府尹大人心里明白,这一回可是非同小可,在这天子脚下,他的地面儿上,竟然发生如此骇人听闻的怪事,他身上的蟒袍玉带,袍带里面的皮肉骨头,骨头上面顶着的八斤七两的脑袋,恐怕都有些不保险了。一时间冷汗涔涔而下,手足无措,呆立当堂。如此大事,他怎敢独断?当即备轿入宫面圣。皇帝听了自然大惊,这还了得!太平盛世,明君当政,竟然发生这等异事!当下不由分说,命令府尹三日之内破案。府尹大人心中那个叫苦连天啊!事情漫无头绪,如同一团乱麻,根本无下手的地方。如何破案?如何领旨?
回到了府第,府尹大人前思后想,始终没有良方善策以应对,没奈何,想想菜市的鬼头大刀下,脑袋和身子“喀嚓”一声就要分家,索性一根绳子悬了房梁,自己赐了自己一个全尸。
府尹虽死,不代表事情就此结束。第三天早上,又发现了数具干尸。天子震惊!民间谣传纷纷,人心浮动,一种神秘的、恐怖的肃杀气象笼罩全城,家家闭户,人人自危,京都中暗流涌动,山雨飘摇。
为了稳定人心,皇帝匆忙下旨,说道:“奉天承运,皇帝诏曰:近日谣传京都屡出怪事,经查实,纯属子虚乌有,盖心怀叵测者造谣滋生事端。一众良民,无需惊扰。已传京都护卫提督,取证海捕,缉拿叛逆首恶。
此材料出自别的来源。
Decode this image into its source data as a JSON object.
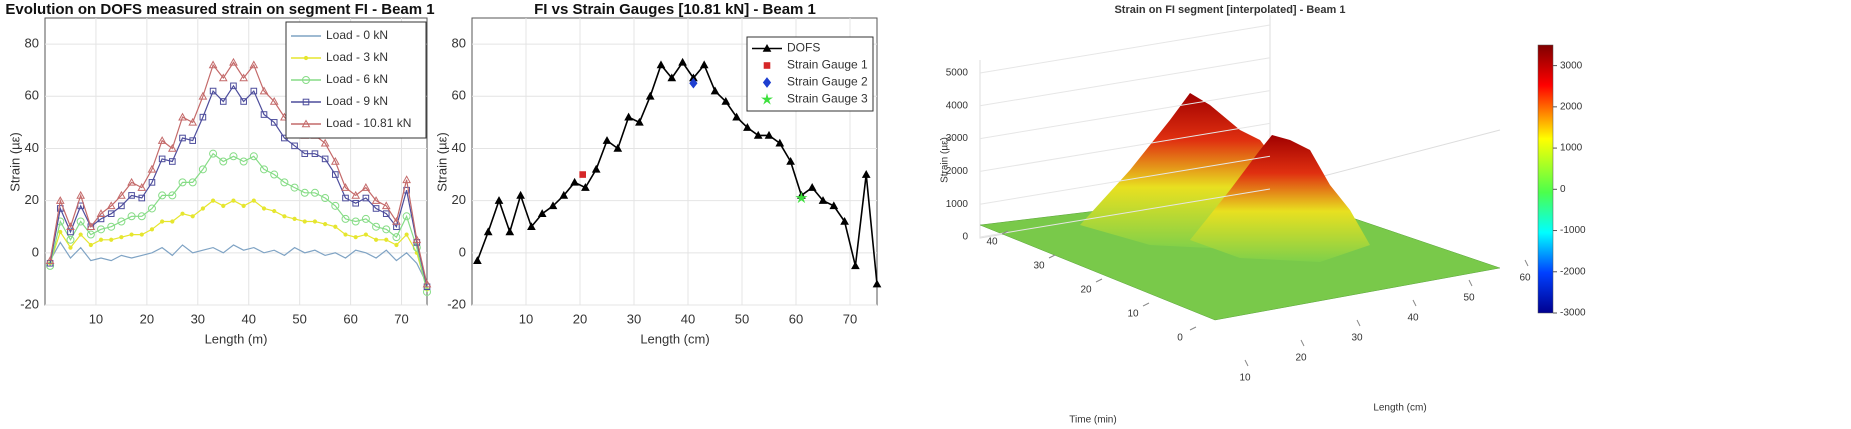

但凡良民,须凛尊圣人言,不得附逆传怪力乱神之语,违者以妖言惑众,心怀大逆罪论处。钦此。”一面下了安抚人心的诏书,一面关闭九门,封锁消息,限令京都巡捕快速破案,同时暗暗诏回为官湖北刑狱总司、号称“天下第一刑狱”的邢峻回京办案。
另据传闻,皇庭已急诏赴边疆决战羌人的精锐军队回京护驾,据说都是骁勇善战、以一敌百的虎贲之士。领军的则是京都第一勇士、戍边将军龙子轶。
就在那几日之中,死亡人数已经上升到了一百四十九人。其中,小到摊贩、更夫、仆役、走卒、酒鬼、丫鬟,大到朝官、富商、红妓、巨贾、名绅、仕女、官眷、名流……都化作具具干尸。
“事情大概就是这样子了”。
方伐柯讲述完,站在窗前,似乎觉得有些冷了,掏出羊皮袋子,喝了一大口酒。窗外阳光普洒,气温回暖,那一虎一狐还怡然地躺在庭院中晒太阳,苏度情却觉得浑身发冷。这怪事发生的几日,她都在京都中,竟然从未听人说起,都怪自己从不跟生人说话,致使消息闭塞,耳目不灵。而姜沣定是怕她无端地恐惧担忧,也瞒住了只字不提,自己却擅自出外,以致中了邪魔,酿成灾祸。
她颤声问道:“那……那……姜先生现在……现在……”
一想到姜沣也许片刻间就变成了一具干尸,她禁不住冷汗直冒。
诘忍却缓缓道:“怪事发生到现在,正好是第五天。从昨夜开始,京都又出现了更奇诡的怪事。”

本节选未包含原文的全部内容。